“Fare una campagna di comunicazione sui Social Media non deve essere una scorciatoia per una visibilità a basso costo, ma il riconoscimento di nuovi stakeholder e nuove regole di potere tra l’azienda e i consumatori. Solo allora le campagne funzionano davvero” [fonte: Marco Massarotto]
Tu, produttore di vino, e tu, ufficio marketing di un’azienda vinicola: ragioni in questo modo? Sei un leader vincente in questa nuova società? Dai un’occhiata alla slide sotto.
Descrizione compagnia: Il Consorzio del Vino Brunello di Montalcino è nato nel 1967 all’indomani del riconoscimento della D.O.C., come libera associazione fra i produttori, intenzionati a tutelare il loro vino il cui prestigio sempe più andava affermandosi. Il Consorzio del Vino Brunello di Montalcino ha rappresentato in questi anni uno strumento di scrupolosa e responsabile autodisciplina, inoltre ha sollecitato un coagulo fra aziende vecchie e nuove, piccole e grandi, così che le consolidate e sagge abitudini sono diventate una comune strategia per il successo qualitativo.

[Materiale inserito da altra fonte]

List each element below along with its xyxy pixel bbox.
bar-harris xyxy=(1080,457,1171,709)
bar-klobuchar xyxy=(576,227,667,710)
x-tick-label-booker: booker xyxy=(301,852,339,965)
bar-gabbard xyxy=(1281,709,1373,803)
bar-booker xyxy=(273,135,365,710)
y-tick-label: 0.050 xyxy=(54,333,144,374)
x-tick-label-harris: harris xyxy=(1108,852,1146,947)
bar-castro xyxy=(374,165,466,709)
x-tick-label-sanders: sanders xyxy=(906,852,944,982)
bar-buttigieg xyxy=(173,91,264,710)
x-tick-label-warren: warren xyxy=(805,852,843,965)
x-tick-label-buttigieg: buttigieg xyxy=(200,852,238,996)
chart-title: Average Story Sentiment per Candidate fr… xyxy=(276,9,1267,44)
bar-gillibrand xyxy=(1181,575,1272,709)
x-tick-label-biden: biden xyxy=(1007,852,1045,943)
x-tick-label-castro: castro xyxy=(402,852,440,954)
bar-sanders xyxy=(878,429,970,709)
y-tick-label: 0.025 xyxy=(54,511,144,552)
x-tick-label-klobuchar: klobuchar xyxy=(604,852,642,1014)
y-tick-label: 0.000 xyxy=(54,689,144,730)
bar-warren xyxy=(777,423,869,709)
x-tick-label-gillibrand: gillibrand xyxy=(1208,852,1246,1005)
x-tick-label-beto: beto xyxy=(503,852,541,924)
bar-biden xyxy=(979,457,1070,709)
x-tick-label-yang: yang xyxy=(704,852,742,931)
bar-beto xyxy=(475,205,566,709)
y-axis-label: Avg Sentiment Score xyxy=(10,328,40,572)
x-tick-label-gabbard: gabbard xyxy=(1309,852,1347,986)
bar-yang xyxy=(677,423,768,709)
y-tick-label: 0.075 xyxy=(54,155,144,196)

Prodotti: Brunello di Montalcino, Rosso di Montalcino, Moscadello di Montalcino, Sant’Antimo
Una lettrice del blog che è anche una produttrice di Brunello, molto attenta alle nuove tecnologie, a leggere la notizia che il Consorzio era presente su Facebook è rimasta colpita (dopotutto, quello che fa il Consorzio tocca molto da vicino i produttori della zona, no?). Ha telefonato al Consorzio per avere conferma dell’ufficialità della fan page che, però, puntualmente non è arrivata: la fan page non è del Consorzio, loro non ne sanno niente. La produttrice di brunello me lo ha riferito, ho richiamato anche io per ulteriore conferma: la fan page non è del Consorzio, loro non ne sanno niente. E pensare che è una fan page che aggrega ben 20.000 fan.
Perchè, secondo me, non dovresti comportarti in questo modo su internet?
La gente (consumatori) è già su internet e parla di te
Il fatto che il Consorzio non abbia aperto un canale ufficiale di comunicazione su Facebook, ha fatto sì che perdesse tempo prezioso (a mio avviso, poi, vista l’importanza di questo vino nel mondo, il Consorzio Brunello sarebbe dovuto essere un passo avanti rispetto agli altri consorzi italiani). Su Facebook milioni di utenti danno vita a fan page sui loro prodotti preferiti e questo ne è un caso. Non averlo fatto ufficialmente significa aver lasciato parte della gestione del proprio brand ad altri, in questo caso ai soli consumatori.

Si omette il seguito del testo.